We are testing the Couchbase analytics service and ran into an issue. When making several requests within a short period of time (1 second), the requests go into a queue, causing the execution time to increase to unacceptable levels. We tried increasing the RAM and CPU limits, and also used clustering (3 servers), but this did not help.
Our test query involves a collection with 130,000 documents, joined with a collection of 2,000 documents, then joined with another collection of 200 documents, and includes sorting. We noticed that the query execution time significantly increases when using JOIN, regardless of the size of the joined collection.
Could someone explain how the Couchbase analytics service handles request queues? How is the queue formed, and what can be done to improve the performance of the service? Also, are there any possible mistakes in configuring RAM, CPU limits, or clustering?
Use one ‘cluster’ for all the queries. The SDK will round-robin the requests to the analytics nodes and use multiple connections to nodes as needed.
The more concurrent queries, the longer the response time. To decrease the response time, investigate optimizing the query and increasing the number of analytics nodes. The “Explain” button on the Analytics Workbench will show the analytics query plan which may be useful for optimizing.

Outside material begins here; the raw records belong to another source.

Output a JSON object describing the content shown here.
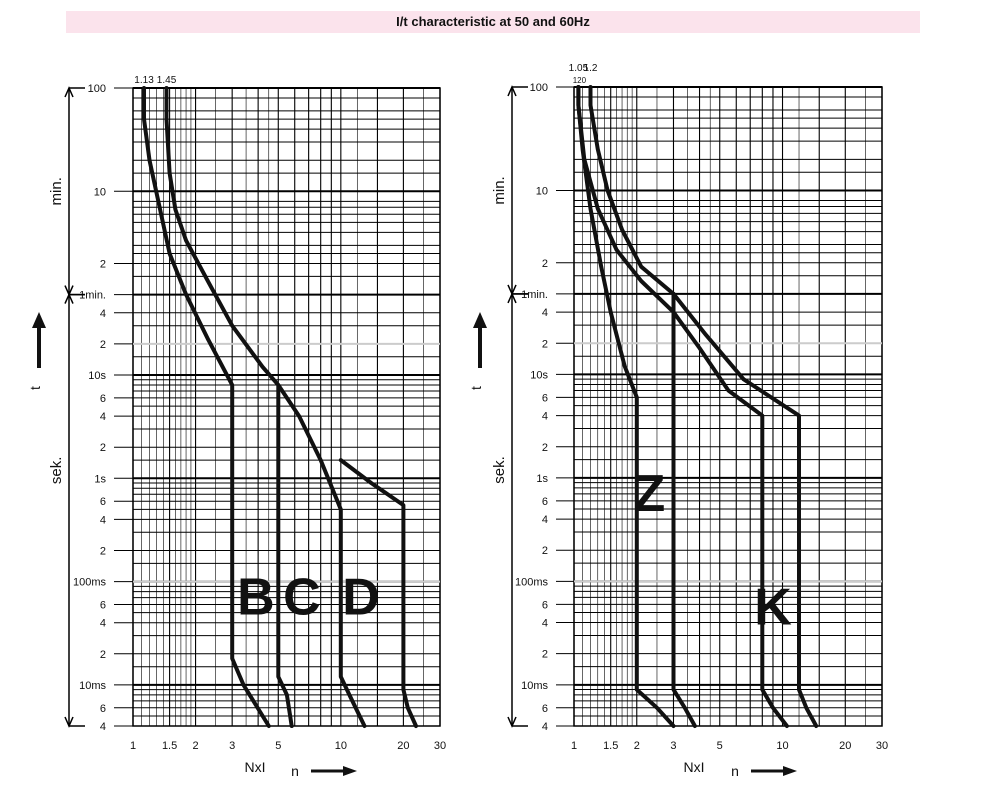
{
  "title": "I/t characteristic at 50 and 60Hz",
  "colors": {
    "title_background": "#fbe3ec",
    "curve": "#111111",
    "grid": "#000000"
  },
  "chart_data": [
    {
      "type": "line",
      "x_scale": "log",
      "y_scale": "log",
      "xlabel": "NxI",
      "xarrow_label": "n",
      "ylabel": "t",
      "xlim": [
        1,
        30
      ],
      "ylim_seconds": [
        0.004,
        6000
      ],
      "x_tick_labels": [
        {
          "x": 1,
          "label": "1"
        },
        {
          "x": 1.5,
          "label": "1.5"
        },
        {
          "x": 2,
          "label": "2"
        },
        {
          "x": 3,
          "label": "3"
        },
        {
          "x": 5,
          "label": "5"
        },
        {
          "x": 10,
          "label": "10"
        },
        {
          "x": 20,
          "label": "20"
        },
        {
          "x": 30,
          "label": "30"
        }
      ],
      "top_labels": [
        {
          "x": 1.13,
          "label": "1.13"
        },
        {
          "x": 1.45,
          "label": "1.45"
        }
      ],
      "y_ticks": [
        {
          "t": 6000,
          "label": "100"
        },
        {
          "t": 600,
          "label": "10"
        },
        {
          "t": 120,
          "label": "2"
        },
        {
          "t": 60,
          "label": "1min."
        },
        {
          "t": 40,
          "label": "4"
        },
        {
          "t": 20,
          "label": "2"
        },
        {
          "t": 10,
          "label": "10s"
        },
        {
          "t": 6,
          "label": "6"
        },
        {
          "t": 4,
          "label": "4"
        },
        {
          "t": 2,
          "label": "2"
        },
        {
          "t": 1,
          "label": "1s"
        },
        {
          "t": 0.6,
          "label": "6"
        },
        {
          "t": 0.4,
          "label": "4"
        },
        {
          "t": 0.2,
          "label": "2"
        },
        {
          "t": 0.1,
          "label": "100ms"
        },
        {
          "t": 0.06,
          "label": "6"
        },
        {
          "t": 0.04,
          "label": "4"
        },
        {
          "t": 0.02,
          "label": "2"
        },
        {
          "t": 0.01,
          "label": "10ms"
        },
        {
          "t": 0.006,
          "label": "6"
        },
        {
          "t": 0.004,
          "label": "4"
        }
      ],
      "bracket_labels": [
        {
          "label": "min.",
          "from": 60,
          "to": 6000
        },
        {
          "label": "sek.",
          "from": 0.004,
          "to": 60
        }
      ],
      "series": [
        {
          "points": [
            [
              1.13,
              6000
            ],
            [
              1.13,
              3000
            ],
            [
              1.2,
              1200
            ],
            [
              1.35,
              400
            ],
            [
              1.5,
              150
            ],
            [
              1.8,
              60
            ],
            [
              2.3,
              22
            ],
            [
              3,
              8
            ],
            [
              3,
              8
            ],
            [
              3,
              0.018
            ],
            [
              3.4,
              0.01
            ],
            [
              4.5,
              0.004
            ]
          ]
        },
        {
          "points": [
            [
              1.45,
              6000
            ],
            [
              1.45,
              3000
            ],
            [
              1.5,
              900
            ],
            [
              1.6,
              400
            ],
            [
              1.8,
              200
            ],
            [
              2.3,
              80
            ],
            [
              3,
              30
            ],
            [
              4.2,
              12
            ],
            [
              5,
              8
            ],
            [
              5,
              8
            ],
            [
              5,
              0.012
            ],
            [
              5.5,
              0.008
            ],
            [
              5.8,
              0.004
            ]
          ]
        },
        {
          "points": [
            [
              5,
              8
            ],
            [
              6.3,
              4
            ],
            [
              8,
              1.5
            ],
            [
              10,
              0.5
            ],
            [
              10,
              0.5
            ],
            [
              10,
              0.012
            ],
            [
              11,
              0.008
            ],
            [
              13,
              0.004
            ]
          ]
        },
        {
          "points": [
            [
              10,
              1.5
            ],
            [
              14,
              0.9
            ],
            [
              20,
              0.55
            ],
            [
              20,
              0.55
            ],
            [
              20,
              0.009
            ],
            [
              21,
              0.006
            ],
            [
              23,
              0.004
            ]
          ]
        }
      ],
      "curve_letters": [
        {
          "label": "B",
          "x": 3.9,
          "t": 0.075
        },
        {
          "label": "C",
          "x": 6.5,
          "t": 0.075
        },
        {
          "label": "D",
          "x": 12.5,
          "t": 0.075
        }
      ]
    },
    {
      "type": "line",
      "x_scale": "log",
      "y_scale": "log",
      "xlabel": "NxI",
      "xarrow_label": "n",
      "ylabel": "t",
      "xlim": [
        1,
        30
      ],
      "ylim_seconds": [
        0.004,
        6000
      ],
      "x_tick_labels": [
        {
          "x": 1,
          "label": "1"
        },
        {
          "x": 1.5,
          "label": "1.5"
        },
        {
          "x": 2,
          "label": "2"
        },
        {
          "x": 3,
          "label": "3"
        },
        {
          "x": 5,
          "label": "5"
        },
        {
          "x": 10,
          "label": "10"
        },
        {
          "x": 20,
          "label": "20"
        },
        {
          "x": 30,
          "label": "30"
        }
      ],
      "top_labels": [
        {
          "x": 1.05,
          "label": "1.05"
        },
        {
          "x": 1.05,
          "label": "120"
        },
        {
          "x": 1.2,
          "label": "1.2"
        }
      ],
      "y_ticks": [
        {
          "t": 6000,
          "label": "100"
        },
        {
          "t": 600,
          "label": "10"
        },
        {
          "t": 120,
          "label": "2"
        },
        {
          "t": 60,
          "label": "1min."
        },
        {
          "t": 40,
          "label": "4"
        },
        {
          "t": 20,
          "label": "2"
        },
        {
          "t": 10,
          "label": "10s"
        },
        {
          "t": 6,
          "label": "6"
        },
        {
          "t": 4,
          "label": "4"
        },
        {
          "t": 2,
          "label": "2"
        },
        {
          "t": 1,
          "label": "1s"
        },
        {
          "t": 0.6,
          "label": "6"
        },
        {
          "t": 0.4,
          "label": "4"
        },
        {
          "t": 0.2,
          "label": "2"
        },
        {
          "t": 0.1,
          "label": "100ms"
        },
        {
          "t": 0.06,
          "label": "6"
        },
        {
          "t": 0.04,
          "label": "4"
        },
        {
          "t": 0.02,
          "label": "2"
        },
        {
          "t": 0.01,
          "label": "10ms"
        },
        {
          "t": 0.006,
          "label": "6"
        },
        {
          "t": 0.004,
          "label": "4"
        }
      ],
      "bracket_labels": [
        {
          "label": "min.",
          "from": 60,
          "to": 6000
        },
        {
          "label": "sek.",
          "from": 0.004,
          "to": 60
        }
      ],
      "series": [
        {
          "points": [
            [
              1.05,
              6000
            ],
            [
              1.05,
              4000
            ],
            [
              1.1,
              1500
            ],
            [
              1.2,
              400
            ],
            [
              1.35,
              110
            ],
            [
              1.5,
              40
            ],
            [
              1.75,
              12
            ],
            [
              2,
              6
            ],
            [
              2,
              6
            ],
            [
              2,
              0.009
            ],
            [
              2.5,
              0.006
            ],
            [
              3,
              0.004
            ]
          ]
        },
        {
          "points": [
            [
              1.05,
              6000
            ],
            [
              1.05,
              4000
            ],
            [
              1.12,
              1200
            ],
            [
              1.3,
              400
            ],
            [
              1.6,
              160
            ],
            [
              2.1,
              80
            ],
            [
              3,
              40
            ]
          ]
        },
        {
          "points": [
            [
              1.2,
              6000
            ],
            [
              1.2,
              4000
            ],
            [
              1.3,
              1500
            ],
            [
              1.45,
              600
            ],
            [
              1.7,
              250
            ],
            [
              2.1,
              110
            ],
            [
              3,
              60
            ]
          ]
        },
        {
          "points": [
            [
              3,
              60
            ],
            [
              3,
              40
            ],
            [
              3,
              0.009
            ],
            [
              3.4,
              0.006
            ],
            [
              3.8,
              0.004
            ]
          ]
        },
        {
          "points": [
            [
              3,
              40
            ],
            [
              4,
              18
            ],
            [
              5.5,
              7
            ],
            [
              8,
              4
            ],
            [
              8,
              4
            ],
            [
              8,
              0.009
            ],
            [
              9,
              0.006
            ],
            [
              10.5,
              0.004
            ]
          ]
        },
        {
          "points": [
            [
              3,
              60
            ],
            [
              4.3,
              24
            ],
            [
              6.5,
              9
            ],
            [
              12,
              4
            ],
            [
              12,
              4
            ],
            [
              12,
              0.009
            ],
            [
              13,
              0.006
            ],
            [
              14.5,
              0.004
            ]
          ]
        }
      ],
      "curve_letters": [
        {
          "label": "Z",
          "x": 2.3,
          "t": 0.75
        },
        {
          "label": "K",
          "x": 9,
          "t": 0.06
        }
      ]
    }
  ]
}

Since [ $alias ] is always a single element, it seems like CONTAINS could be used instead of ARRAY_INTERSECT (?)
Requests using multiple connections are more experimental, aimed at understanding the flow of handling Couchbase queries for analytics. Using multiple connections has almost no effect on query execution time. Optimizing queries: in real queries, a data array will be used, and a single value is only used for testing.
During testing and experiments, it was noticed that Couchbase processes 2-3 specified queries in parallel. A cluster of 3 nodes was created, rebalanced, and RAM/CPU limits and quotas were increased, but the changes only made things worse.
The topic of this discussion is to understand how the analytics service processes queries and to identify errors when scaling (changing RAM/CPU quotas, adding nodes).
There’s an assumption that Couchbase evaluates the resources required for processing incoming queries before execution. It calculates how many queries can be executed in parallel based on the RAM/CPU quotas, and the remaining queries are added to a queue. The mechanism for calculating the number of workers, the required RAM for executing a query, and the distribution of load between cluster nodes is unclear. We need to figure this out to identify the reasons for the lack of improvement from scaling.
This blog post will be helpful here. The amount of concurrent queries the Analytics service will execute is going to be determined by a combination of your cluster resources and the complexity of the queries.
Scaling up RAM, nodes and core counts should increase the concurrency possible, and I am surprised you found that not to be the case.
There are tunables that will increase the number of query workers (coresMultiplier) and ones that will reduce the amount of RAM allocated to a query, but per the blog post, this can backfire as it’s forcing the cluster to do more work than it may be capable of. Something to experiment with in your testing I’d say.